Xâlin, Solario 1547
La escaramuza que se había iniciado con aquella flecha desde la oscuridad se saldó con varios heridos entre los atacantes y cierto enfado en Roba a quien atacar así a la gente le parecía de mal gusto, un descortesía impropia de gentes más civilizadas. Cierto que habían entrado en su casa sin avisar, pero la curiosidad o la exploración no era un delito castigado con la muerte. Cuando hubieran encontrado algo jugoso que llevarse y lo hubieran cogido, quizás se les podría acusar de algo, pero no al principio. Podría haber sido un encuentro amistoso.
No lo fue.
Cruzar aquel eslabón requirió de mucha astucia por parte de Valtar, mucha mano dura de Gorusa e, incluso, requirió las habilidades marciales de Tempesta, pero la peor de todos, a ojos de sus enemigos, fue la mujer de las dos cimitarras. Estos, los enemigos, parecían una raza de cánidos algo degenerada por vivir en aquellos eslabones, pero no parecían los habitantes originales de aquella extraña edificación. Demasiados pequeños para unas puertas tan grandes.
Acabaron empujándoles a una parte del eslabón y una vez allí, liberada la continuación, les encerraron temporalmente. Si entraban en razón, les liberarían a la vuelta y si no, les liberarían igualmente, pero cuando ya estuvieran lejos.

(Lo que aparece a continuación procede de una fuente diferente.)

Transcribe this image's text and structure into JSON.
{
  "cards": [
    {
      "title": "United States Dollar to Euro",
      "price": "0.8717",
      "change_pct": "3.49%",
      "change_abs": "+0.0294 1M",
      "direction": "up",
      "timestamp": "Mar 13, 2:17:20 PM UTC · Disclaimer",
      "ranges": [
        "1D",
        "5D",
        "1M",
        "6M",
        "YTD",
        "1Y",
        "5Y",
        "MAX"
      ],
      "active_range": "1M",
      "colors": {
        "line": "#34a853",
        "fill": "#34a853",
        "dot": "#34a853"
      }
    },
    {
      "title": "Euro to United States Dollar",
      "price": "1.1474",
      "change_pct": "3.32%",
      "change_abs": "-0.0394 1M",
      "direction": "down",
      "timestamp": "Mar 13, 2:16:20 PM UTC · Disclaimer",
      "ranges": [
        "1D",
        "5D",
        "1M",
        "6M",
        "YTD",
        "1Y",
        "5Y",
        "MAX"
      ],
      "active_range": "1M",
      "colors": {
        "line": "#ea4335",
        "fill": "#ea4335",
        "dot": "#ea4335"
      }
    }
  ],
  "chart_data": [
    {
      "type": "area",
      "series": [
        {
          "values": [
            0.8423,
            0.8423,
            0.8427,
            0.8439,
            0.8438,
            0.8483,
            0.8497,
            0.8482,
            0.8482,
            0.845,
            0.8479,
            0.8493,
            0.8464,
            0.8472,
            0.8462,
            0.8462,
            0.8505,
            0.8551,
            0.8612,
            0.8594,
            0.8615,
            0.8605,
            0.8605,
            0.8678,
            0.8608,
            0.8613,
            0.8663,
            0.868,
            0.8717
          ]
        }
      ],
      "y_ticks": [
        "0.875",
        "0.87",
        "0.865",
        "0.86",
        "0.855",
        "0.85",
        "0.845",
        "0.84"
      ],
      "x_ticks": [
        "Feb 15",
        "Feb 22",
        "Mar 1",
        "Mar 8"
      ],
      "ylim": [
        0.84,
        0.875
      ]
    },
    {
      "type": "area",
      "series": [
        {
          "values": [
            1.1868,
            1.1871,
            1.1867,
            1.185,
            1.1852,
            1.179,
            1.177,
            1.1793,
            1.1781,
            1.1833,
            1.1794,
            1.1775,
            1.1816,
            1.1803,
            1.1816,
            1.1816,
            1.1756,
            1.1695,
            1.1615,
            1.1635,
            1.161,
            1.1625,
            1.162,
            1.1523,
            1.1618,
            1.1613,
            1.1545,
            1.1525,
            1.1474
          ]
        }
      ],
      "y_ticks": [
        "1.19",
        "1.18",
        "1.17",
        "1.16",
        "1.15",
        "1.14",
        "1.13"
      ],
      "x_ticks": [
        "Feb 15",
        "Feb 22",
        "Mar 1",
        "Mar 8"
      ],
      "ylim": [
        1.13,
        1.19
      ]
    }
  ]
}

Los gruñidos tras los fuertes parapetos les indicaron que aquellos seres no comprendían el plan.
Dicen que en el norte hay muchas gentes como ellos afirmó Siguro.
¿Tan salvajes? preguntó Tempesta.
Lo desconozco amigo, nunca los había visto tan cerca. Solo imágenes en libros.
¿Vuelan? Roba sintió curiosidad y ante la negativa de Siguro, añadió: Entonces, ¿cómo han llegado hasta aquí desde el norte?
La pregunta quedó en el aire porque estaban ante la entrada al siguiente eslabón, sobre sus cabezas, tendrían que trepar, para luego volver a descender. ¿Quién sabe lo que les depararía el descenso?
¿Seguimos?
Y aquella pregunta también quedó en el aire.